A report released yesterday by the nonpartisan Congressional Budget Office shows that the real troop increase associated with President Bush’s escalation policy could be as high as 48,000, more than double the 21,500 soldiers that Bush has claimed. Moreover, despite administration assertions that the escalation would cost $5.6 billion, the CBO report estimates that “costs would range from $9 billion to $13 billion for a four-month deployment and from $20 billion to $27 billion for a 12-month deployment.” The new facts about escalation come just as Congress is set to receive a long-delayed National Intelligence Estimate on Iraq, the first such document from the U.S. intelligence community since 2002. According to the Washington Post, the NIE “outlines an increasingly perilous situation in which the United States has little control and there is a strong possibility of further deterioration.”
- The Pentagon is hiding the full extent of the escalation by only discussing combat troop numbers. Combat units being sent to Iraq need to be backed up by “substantial support forces, including personnel to staff headquarters, serve as military police, and provide communications, contracting, engineering, intelligence, medical, and other services.” According to the CBO, the Pentagon has specified the number of combat troops being deployed as part of the escalation, but it has “not yet indicated which support units will be deployed along with the added combat forces, or how many additional troops will be involved.” The CBO’s low estimate envisions at least 15,000 additional support personnel. The alternative scenario “would require about 28,000 support troops in addition to the 20,000 combat troops.” The CBO report appears to contradict testimony to Congress by Army Chief of Staff Peter Schoomaker, who said at a Jan. 23 hearing that the 21,500 increase included four support battalions. “Right now, we do not anticipate there will be increased combat service support requirements over what is now embedded inside of the brigade combat teams we have.” But the CBO report considers Schoomaker’s claim and rejects it. “Army and DoD officials have indicated that it will be both possible and desirable to deploy fewer additional support units than historical practice would indicate,” the report states.
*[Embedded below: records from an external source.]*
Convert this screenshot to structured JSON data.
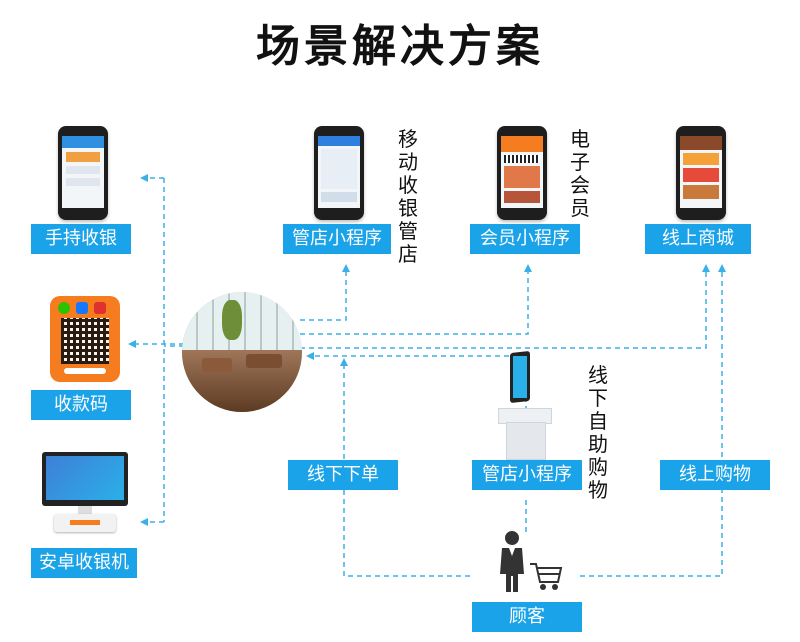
{
  "title": "场景解决方案",
  "labels": {
    "handheld": "手持收银",
    "qrcode": "收款码",
    "android_pos": "安卓收银机",
    "store_mini_top": "管店小程序",
    "member_mini": "会员小程序",
    "online_mall": "线上商城",
    "offline_order": "线下下单",
    "store_mini_mid": "管店小程序",
    "online_shopping": "线上购物",
    "customer": "顾客"
  },
  "notes": {
    "mobile_cashier": "移动收银管店",
    "e_member": "电子会员",
    "offline_self": "线下自助购物"
  },
  "colors": {
    "label_bg": "#1aa3e8",
    "line": "#3ab0e6",
    "title": "#111111"
  }
}
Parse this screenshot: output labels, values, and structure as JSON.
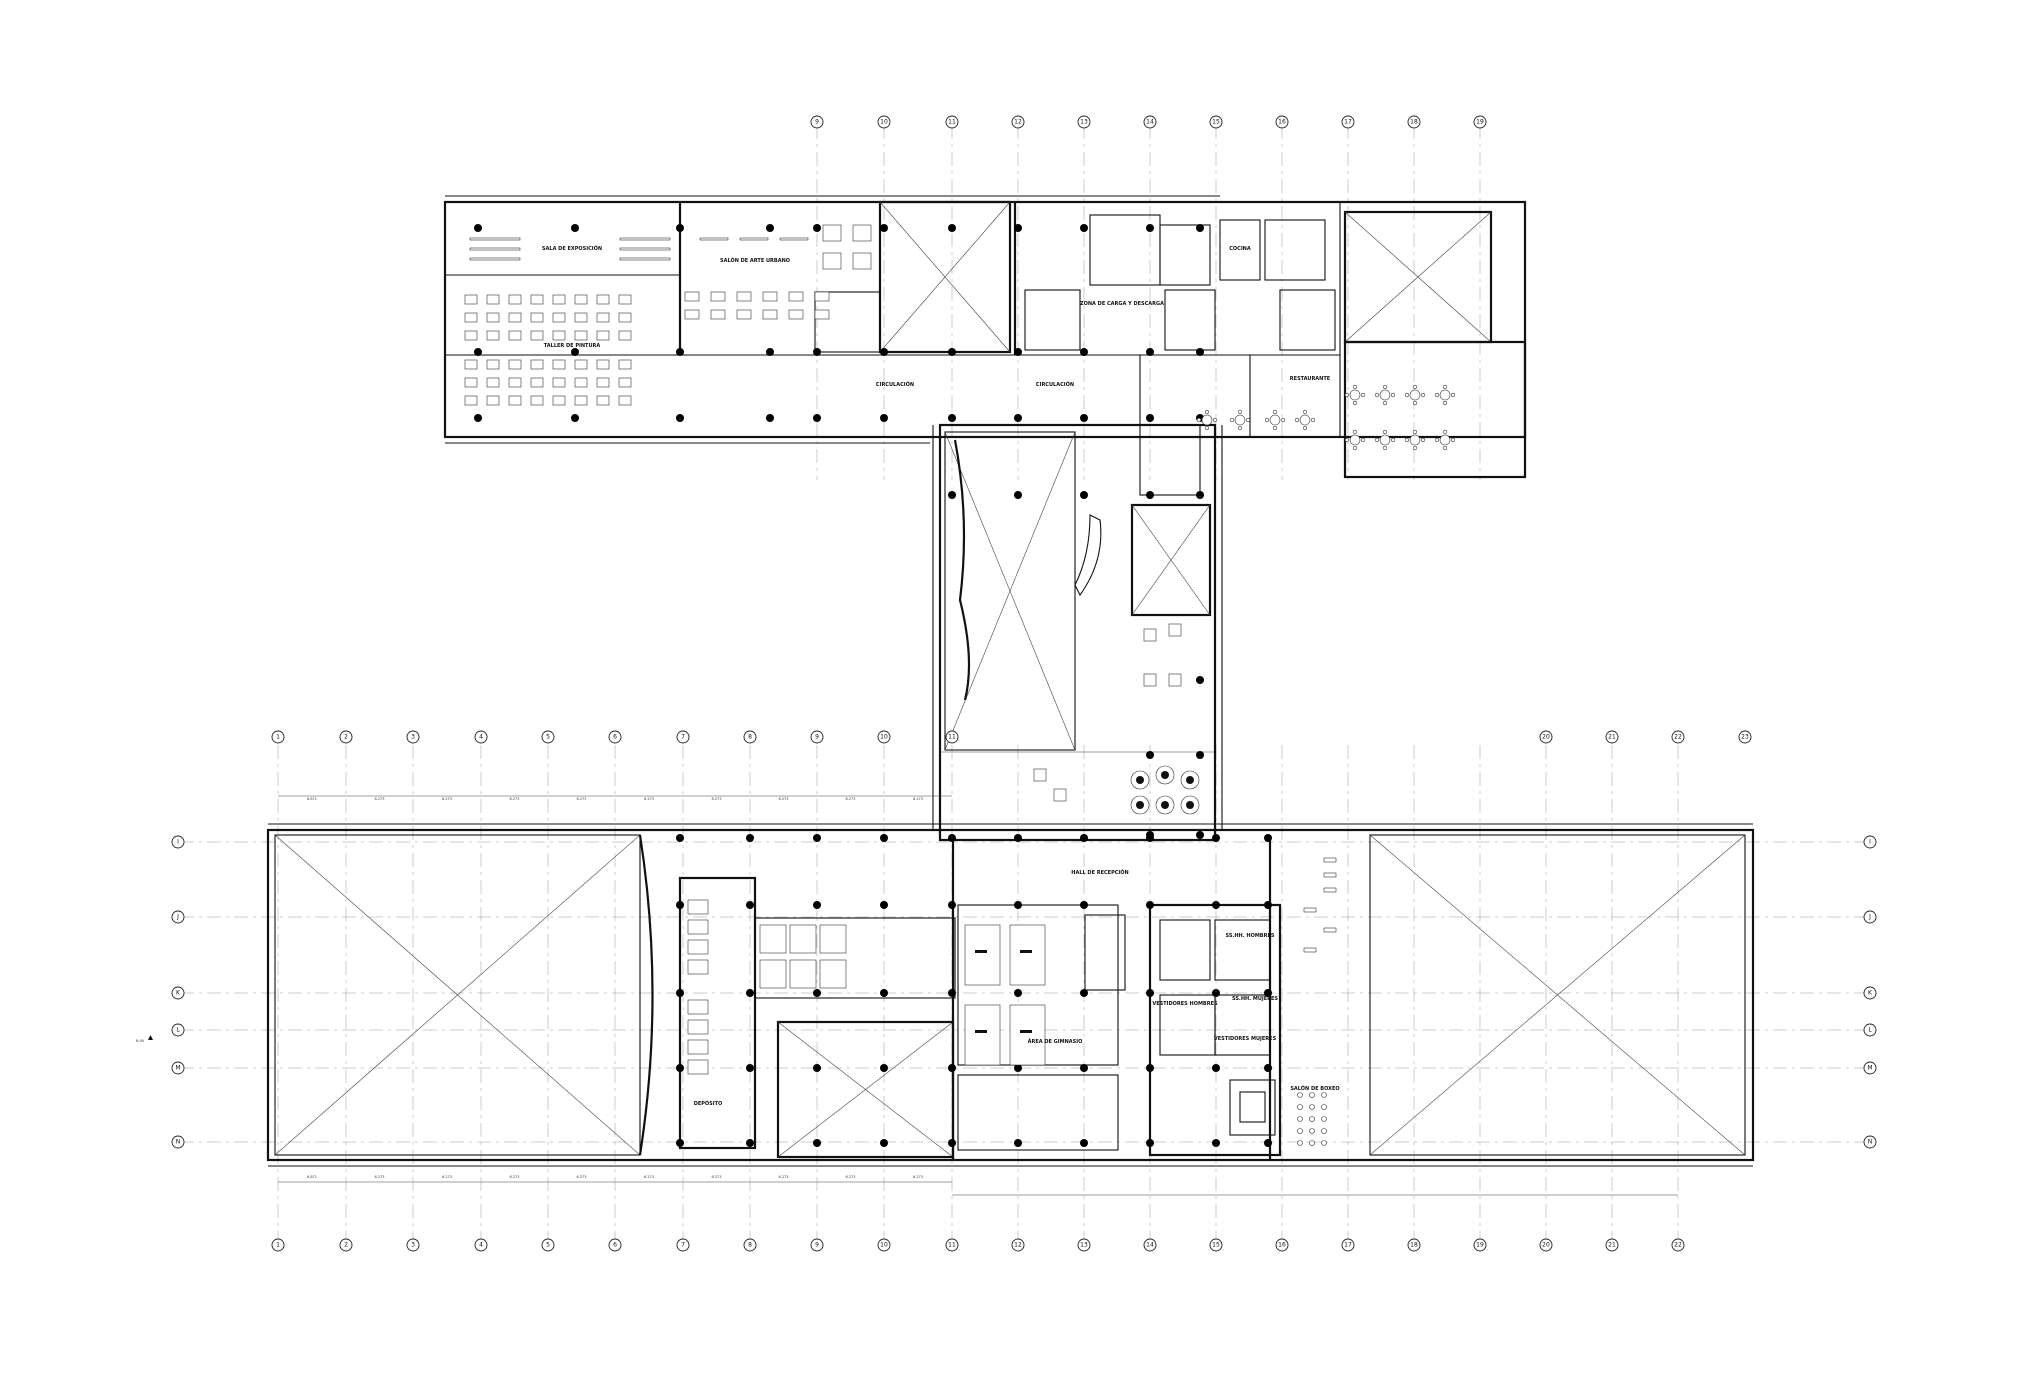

- The escalation could cost as much as $200 billion more than the administration says. New estimates of the cost of escalation come on top of the $379 billion that Congress has already appropriated for the Iraq war. Yesterday, the Bush administration announced it will request an additional $100 billion “to cover war operations in Iraq and Afghanistan for the rest of this year,” about $80 billion of which will be spent on Iraq. “That would come on top of $70 billion Congress already approved for the wars this year.” For 2008, the administration will ask for an amount “larger than the $100 billion in the fiscal 2007 request,” Reuters reports.
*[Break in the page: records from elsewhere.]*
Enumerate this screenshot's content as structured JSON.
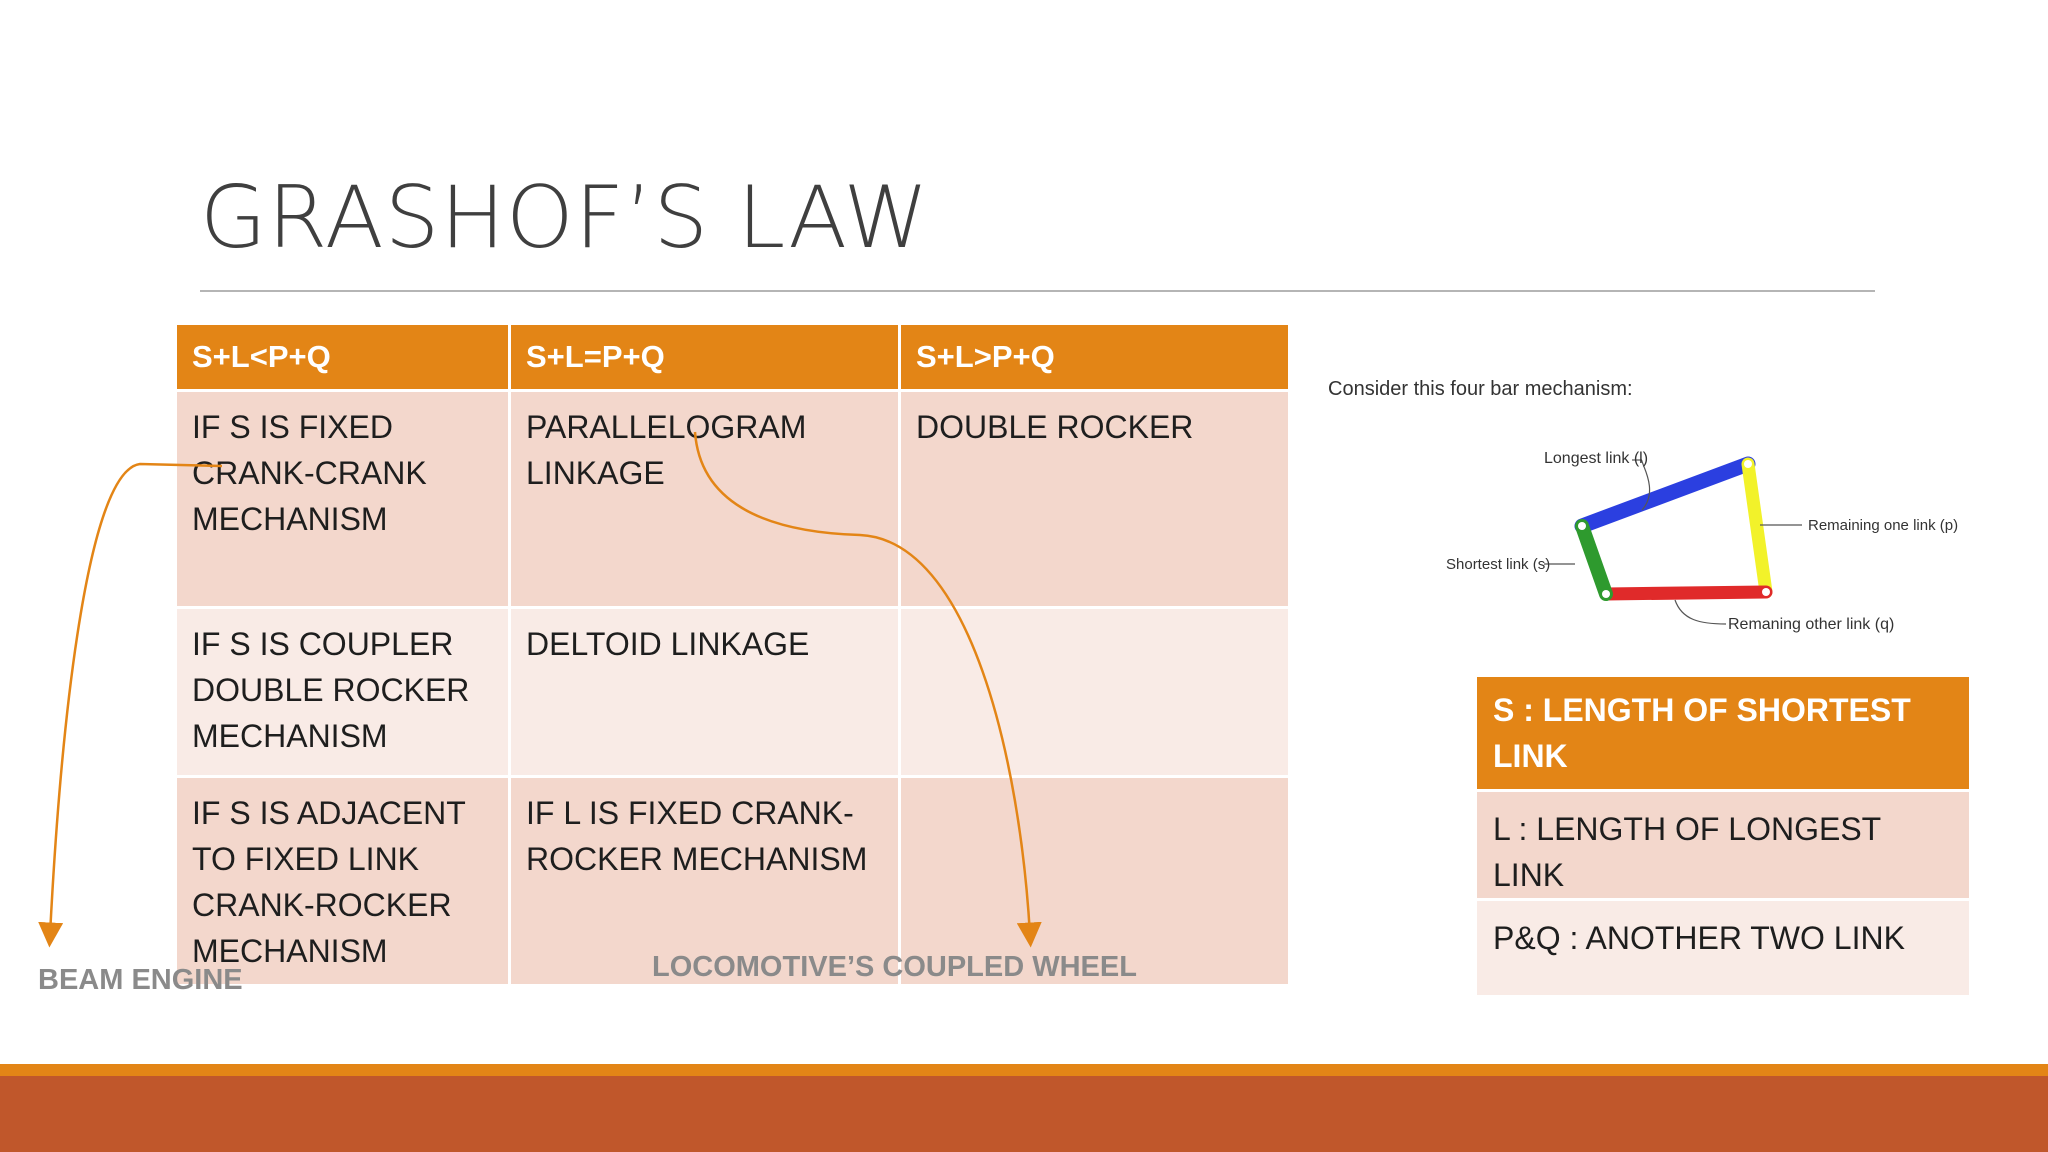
{
  "slide": {
    "title": "GRASHOF’S LAW",
    "main_table": {
      "headers": [
        "S+L<P+Q",
        "S+L=P+Q",
        "S+L>P+Q"
      ],
      "rows": [
        [
          "IF S IS FIXED CRANK-CRANK MECHANISM",
          "PARALLELOGRAM LINKAGE",
          "DOUBLE ROCKER"
        ],
        [
          "IF S IS COUPLER DOUBLE ROCKER MECHANISM",
          "DELTOID LINKAGE",
          ""
        ],
        [
          "IF S IS ADJACENT TO FIXED LINK CRANK-ROCKER MECHANISM",
          "IF L IS FIXED CRANK-ROCKER MECHANISM",
          ""
        ]
      ]
    },
    "annotations": {
      "beam_engine": "BEAM ENGINE",
      "coupled_wheel": "LOCOMOTIVE’S COUPLED WHEEL"
    },
    "diagram": {
      "caption": "Consider this four bar mechanism:",
      "labels": {
        "longest": "Longest link (l)",
        "remaining_one": "Remaining one link (p)",
        "shortest": "Shortest link (s)",
        "remaining_other": "Remaning other link (q)"
      }
    },
    "legend": {
      "header": "S : LENGTH OF SHORTEST LINK",
      "rows": [
        "L : LENGTH OF LONGEST LINK",
        "P&Q : ANOTHER TWO LINK"
      ]
    },
    "colors": {
      "accent_orange": "#e38516",
      "footer_rust": "#c0572b",
      "row_dark": "#f3d7cc",
      "row_light": "#f9ebe6",
      "link_longest": "#2b3fe0",
      "link_remaining_one": "#f2f22a",
      "link_shortest": "#2e9a2e",
      "link_remaining_other": "#e02a2a"
    }
  }
}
- The United States continues to risk getting drawn into a region-wide conflict. Former National Security Adviser Zbigniew Brzezinski testified yesterday, “If the United States continues to be bogged down in a protracted bloody involvement in Iraq, the final destination on this downhill track is likely to be a head-on conflict with Iran and with much of the world of Islam at large.” Indeed, U.S. pressure on Iran has increased significantly in recent weeks. The U.S. government has accused Iran of “helping Iraqi militants make lethal bombs to attack US troops,” authorized the U.S. military to “kill or capture Iranian military and intelligence operatives inside Iraq,” raided an Iranian liaison office in Iraq, detained several diplomats, and dispatched a second U.S. naval carrier battle group to the Persian Gulf. For all this bluster, Iran is “mentioned, but is not a focus” in the new Iraq NIE, and The Los Angeles Times reported that “[e]vidence of Iranian involvement in Iraq’s troubles is limited.”